Evelyn Mansfield King (30 May 1907 – 14 April 1994) was a British member of parliament for both the Labour Party and then the Conservative Party.

The son of Harry Percy King and Winifred Elizabeth née Paulet, King was educated at Cheltenham College and King's College, Cambridge (where he was the university's correspondent to the Sunday Times, 1928–30). He then entered the Inner Temple, London. He was Assistant Master at Bedford School, taught at Craigend Park School, and became Headmaster and Warden of Clayesmore School, 1935–1950. He revitalised a financially failing Clayesmore, bringing with him some pupils from Craigend Park, and managing the school in an energetic and proactive way, putting it on the Headmasters' Conference List, and generally on the map. During World War II he served in the Gloucestershire Regiment from 1940 and was promoted Acting Lieutenant-Colonel in 1941.

King was originally Labour Party Member of Parliament for Penryn and Falmouth from 1945 to 1950, and served as Parliamentary Secretary at the Ministry of Town and Country Planning 1947 to 1950. When his constituency was abolished for the 1950 general election he contested Poole in 1950 but lost.

King defected to the Conservative Party in 1951 and contested Southampton Itchen in 1959. In 1964, he stood in South Dorset and unseated Labour's Guy Barnett, who had gained the seat in a by-election two years earlier.

He was a member of parliamentary delegations to Bermuda and Washington DC in 1946, Tokyo 1947, Cairo and the Middle East 1967, Jordan and the Persian Gulf 1968, Kenya and the Seychelles 1969, Malta 1970 (leader), and Malawi 1971 (leader).
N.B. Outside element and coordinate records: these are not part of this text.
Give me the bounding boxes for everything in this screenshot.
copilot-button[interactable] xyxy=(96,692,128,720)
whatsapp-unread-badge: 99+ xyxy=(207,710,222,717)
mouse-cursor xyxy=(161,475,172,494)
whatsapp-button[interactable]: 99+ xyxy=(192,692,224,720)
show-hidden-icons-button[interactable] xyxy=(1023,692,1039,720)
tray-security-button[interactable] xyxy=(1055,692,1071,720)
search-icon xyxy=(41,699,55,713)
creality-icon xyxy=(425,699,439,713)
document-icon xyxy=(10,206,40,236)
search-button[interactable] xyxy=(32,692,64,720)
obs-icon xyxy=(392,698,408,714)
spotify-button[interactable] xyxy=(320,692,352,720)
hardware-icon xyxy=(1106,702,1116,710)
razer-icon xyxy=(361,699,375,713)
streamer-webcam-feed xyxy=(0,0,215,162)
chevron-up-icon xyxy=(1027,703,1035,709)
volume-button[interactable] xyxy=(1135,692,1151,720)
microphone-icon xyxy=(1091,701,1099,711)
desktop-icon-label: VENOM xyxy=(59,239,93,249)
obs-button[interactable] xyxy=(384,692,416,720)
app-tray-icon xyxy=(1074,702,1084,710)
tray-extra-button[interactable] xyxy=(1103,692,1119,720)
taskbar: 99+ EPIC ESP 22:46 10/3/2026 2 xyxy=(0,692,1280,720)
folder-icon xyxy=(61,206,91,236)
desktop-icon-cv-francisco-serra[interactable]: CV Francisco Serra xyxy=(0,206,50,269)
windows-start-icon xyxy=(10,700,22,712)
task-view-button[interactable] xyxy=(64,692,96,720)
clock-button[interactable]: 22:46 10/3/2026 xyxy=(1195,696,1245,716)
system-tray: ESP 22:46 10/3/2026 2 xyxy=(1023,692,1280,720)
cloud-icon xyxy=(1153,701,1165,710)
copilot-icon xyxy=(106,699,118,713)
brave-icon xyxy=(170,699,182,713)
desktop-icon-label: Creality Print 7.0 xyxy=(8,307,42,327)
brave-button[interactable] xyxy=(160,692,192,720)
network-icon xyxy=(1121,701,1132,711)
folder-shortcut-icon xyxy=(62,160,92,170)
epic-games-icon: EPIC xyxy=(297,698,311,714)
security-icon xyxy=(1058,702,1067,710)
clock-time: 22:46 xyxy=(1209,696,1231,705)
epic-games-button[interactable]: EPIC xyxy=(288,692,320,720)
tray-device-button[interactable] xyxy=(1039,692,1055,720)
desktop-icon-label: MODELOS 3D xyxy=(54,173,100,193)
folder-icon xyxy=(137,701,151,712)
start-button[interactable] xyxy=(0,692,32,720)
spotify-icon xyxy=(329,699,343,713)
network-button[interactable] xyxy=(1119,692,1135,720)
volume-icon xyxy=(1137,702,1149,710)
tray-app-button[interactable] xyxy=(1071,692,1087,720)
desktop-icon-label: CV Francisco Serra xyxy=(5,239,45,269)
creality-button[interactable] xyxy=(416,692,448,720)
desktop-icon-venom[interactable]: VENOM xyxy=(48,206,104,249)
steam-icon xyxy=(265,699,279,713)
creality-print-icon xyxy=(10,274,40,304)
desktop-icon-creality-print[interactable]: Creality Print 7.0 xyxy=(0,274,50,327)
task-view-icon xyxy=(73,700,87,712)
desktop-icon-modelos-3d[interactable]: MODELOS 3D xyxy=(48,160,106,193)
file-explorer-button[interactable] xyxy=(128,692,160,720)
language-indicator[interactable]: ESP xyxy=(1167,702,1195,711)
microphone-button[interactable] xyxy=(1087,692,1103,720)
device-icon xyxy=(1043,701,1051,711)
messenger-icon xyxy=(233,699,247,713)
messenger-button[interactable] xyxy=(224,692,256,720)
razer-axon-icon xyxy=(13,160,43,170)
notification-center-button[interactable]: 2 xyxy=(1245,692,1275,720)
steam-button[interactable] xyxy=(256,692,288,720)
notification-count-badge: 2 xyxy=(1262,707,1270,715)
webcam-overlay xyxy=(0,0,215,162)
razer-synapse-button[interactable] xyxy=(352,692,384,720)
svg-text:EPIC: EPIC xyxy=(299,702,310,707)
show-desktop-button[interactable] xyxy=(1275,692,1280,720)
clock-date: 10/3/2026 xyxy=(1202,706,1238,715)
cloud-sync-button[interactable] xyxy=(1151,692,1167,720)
He was a member of the Select Committee on Overseas Aid in 1971, and Chairman of the Food Committee 1971–73. King served as MP for South Dorset until he retired in 1979.

King was a long-standing member of the Primrose League, and a Vice-President of the Conservative Monday Club from about 1974 until his death in 1994 aged 86.

Publications

  • King, Evelyn, with J. C. Trewin, Printer to The House - biography of Luke Hansard. London, 1952.

References

  • Times Guide to the House of Commons, 1951, 1966 & October 1974, London
  • Leigh Rayment's Peerage Pages
  • Dod's Parliamentary Companion 1979, 160th edition, London.
  • Black, A & C, Who's Who, London. (Various editions).